1 Mayıs’ı karşılarken üzerinde durulması gereken başka noktalarda vardır. Özellikle Türkiye ve Kürdistan somutunda bunu söylemek mümkündür. Kürdistan’da sömürgeci soykırım saldırıları dizginsiz bir boyut halini almıştır. Tüm dünyada sokağa çıkma yasakları uygulanırken savaş meydanları, özel savaş güçleri tarafından terk edilmemiştir. Yoğun saldırılar devam etmektedir. Katliamlar gerçekleştirilmektedir. Mexmûr bombalanıyor, insanlar katlediliyor. Başûrê Kurdistan bombalanıyor, sivil insanlar katlediliyor. Rojavayê Kurdistan’ı bombalanıyor, insanlar katlediliyor. Bu nedenle mevcut koşullarda 1 Mayıs’ı karşılamak aynı zamanda özel savaşta, soykırım saldırılarında ısrar eden TC’ye karşı Kürdistan ve Türkiye somutunda da mücadelenin çok daha fazla ileri boyutlara taşınması gerekiyor. Bunun için gerekli mücadele koşulları, imkanları vardır. Bu durum iyi görülmeli, iyi değerlendirilmelidir.

SAĞLIK EMEKÇİLERİNİN BÜYÜK FEDAKARLIĞI

Bir yandan Türkiye toplumu, Kürdistan toplumu böyle bir mücadele görev ve sorumluluğuyla karşı karşıyayken, aynı zamanda salgına karşı da bir mücadele yürütüyor. Bu mücadele daha çok işçilerin, emekçilerin ve bir bütün olarak toplumun omuzları üzerindedir. Sağlık emekçileri büyük bir özveriyle mücadele içerisindedir. Onlarca sağlık emekçisi, toplumun korunma mücadelesinde şahadete ulaştı. Yine onlarca sağlık emekçisi virüse yakalanıp yaşamlarını kaybetme tehlikesiyle karşı karşıyadır. Bu vesileyle başta sağlık emekçileri olmak üzere tüm emekçileri saygıyla selamladığımızı, yaşanılan şahadetleri saygıyla andığımızı, anılarının önünde saygıyla eğildiğimizi belirtmek isterim. Tabi sağlık emekçileri sadece bugünkü koşullarda, salgına karşı toplumun korunmasında değil aynı zamanda özel, kirli savaşa karşı toplumun öz savunma mücadelesinde de önemli görev ve sorumluluklarını yerine getirmektedirler. Örneğin Bakurê Kurdistan’da öz yönetim direnişleri içerisinde, Cizre’de şahadete ulaşan sağlık emekçileri bunların arasında yer almışlardır. Bu vesileyle Dr. A. Aziz Yuval’ın şahsında Cizre’de şehit düşen altı sağlık emekçisini de saygıyla anıyoruz.
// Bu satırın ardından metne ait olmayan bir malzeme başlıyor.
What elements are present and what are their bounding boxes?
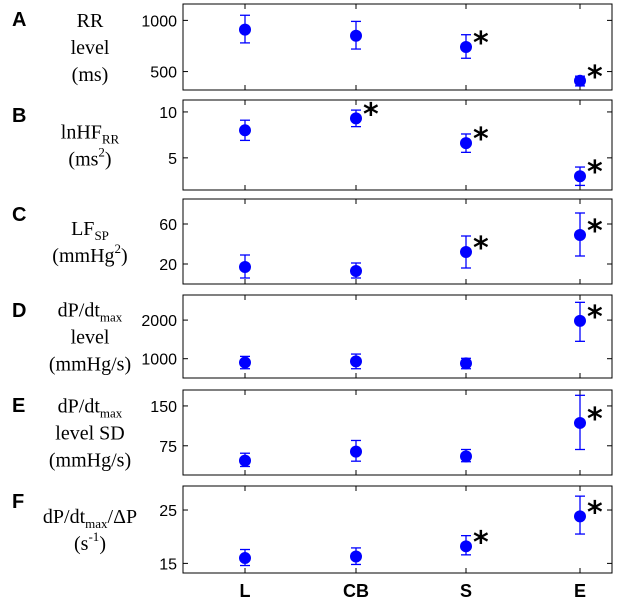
significance-asterisk: * (587, 60, 603, 95)
data-point (574, 416, 586, 429)
y-axis-label-line: dP/dtmax/ΔP (43, 506, 137, 531)
data-point (460, 41, 472, 53)
panel-letter: F (12, 491, 24, 513)
x-tick-label: S (460, 581, 472, 601)
panel-a: A RR level (ms) 500 1000 * * (12, 3, 613, 95)
data-point (239, 23, 251, 36)
panel-letter: D (12, 300, 26, 322)
data-point (350, 355, 362, 368)
y-tick-label: 75 (159, 439, 177, 456)
y-axis-label-line: lnHFRR (61, 122, 120, 147)
data-point (239, 454, 251, 467)
axes-box (182, 198, 613, 285)
data-point (574, 170, 586, 183)
y-tick-label: 150 (150, 399, 177, 416)
axes-box (182, 294, 613, 379)
panel-letter: B (12, 105, 26, 127)
significance-asterisk: * (587, 300, 603, 335)
significance-asterisk: * (473, 231, 489, 266)
y-axis-label-line: (s-1) (74, 529, 106, 555)
data-point (460, 450, 472, 463)
significance-asterisk: * (587, 214, 603, 249)
y-axis-label-line: level (71, 327, 110, 349)
y-axis-label-line: RR (77, 10, 104, 32)
y-tick-label: 5 (168, 151, 177, 168)
panel-letter: E (12, 395, 25, 417)
y-axis-label-line: level (71, 37, 110, 59)
y-tick-label: 1000 (141, 13, 177, 30)
y-axis-label-line: (ms) (72, 64, 109, 86)
data-point (460, 246, 472, 258)
panel-letter: A (12, 9, 26, 31)
panel-letter: C (12, 204, 26, 226)
y-axis-label-line: (ms2) (68, 145, 111, 171)
data-point (574, 229, 586, 241)
y-axis-label-line: level SD (55, 423, 124, 445)
axes-box (182, 485, 613, 574)
y-tick-label: 60 (159, 217, 177, 234)
data-point (460, 357, 472, 370)
data-point (460, 540, 472, 553)
y-tick-label: 20 (159, 257, 177, 274)
y-axis-label-line: dP/dtmax (58, 396, 123, 421)
y-axis-label-line: LFSP (71, 218, 109, 243)
x-tick-label: E (574, 581, 586, 601)
significance-asterisk: * (363, 97, 379, 132)
data-point (574, 510, 586, 523)
data-point (574, 74, 586, 87)
y-axis-label-line: dP/dtmax (58, 300, 123, 325)
data-point (239, 356, 251, 369)
significance-asterisk: * (473, 525, 489, 560)
y-tick-label: 1000 (141, 352, 177, 369)
panel-f: FdP/dtmax/ΔP(s-1) 15 25 * * (12, 485, 613, 574)
data-point (239, 261, 251, 273)
data-point (350, 445, 362, 458)
x-tick-label: L (240, 581, 251, 601)
y-axis-label-line: (mmHg/s) (49, 450, 131, 472)
x-tick-label: CB (343, 581, 369, 601)
data-point (350, 550, 362, 563)
y-axis-label-line: (mmHg/s) (49, 354, 131, 376)
significance-asterisk: * (473, 122, 489, 157)
data-point (460, 137, 472, 150)
y-tick-label: 2000 (141, 313, 177, 330)
data-point (350, 29, 362, 42)
y-tick-label: 15 (159, 556, 177, 573)
significance-asterisk: * (587, 155, 603, 190)
data-point (350, 112, 362, 125)
data-point (239, 552, 251, 565)
significance-asterisk: * (587, 402, 603, 437)
significance-asterisk: * (587, 495, 603, 530)
axes-box (182, 3, 613, 91)
data-point (574, 314, 586, 327)
data-point (350, 265, 362, 277)
panel-c: C LFSP(mmHg2) 20 60 * * (12, 198, 613, 285)
y-axis-label-line: (mmHg2) (52, 241, 127, 267)
significance-asterisk: * (473, 26, 489, 61)
data-point (239, 124, 251, 137)
axes-box (182, 389, 613, 476)
y-tick-label: 500 (150, 65, 177, 82)
axes-box (182, 99, 613, 191)
y-tick-label: 25 (159, 503, 177, 520)
y-tick-label: 10 (159, 105, 177, 122)
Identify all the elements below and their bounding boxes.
Bu 1 Mayıs’la işçi ve emekçiler de yeni bir mücadele sürecine giriyor. Bu vesileyle tekrardan tüm dünya işçilerinin, emekçilerinin, tüm dünya halklarının 1 Mayıs’ını kutluyor, devrim, sosyalizm ve özgürlük mücadelesinde şehit düşenlerin anıları önünde saygıyla eğiliyorum.”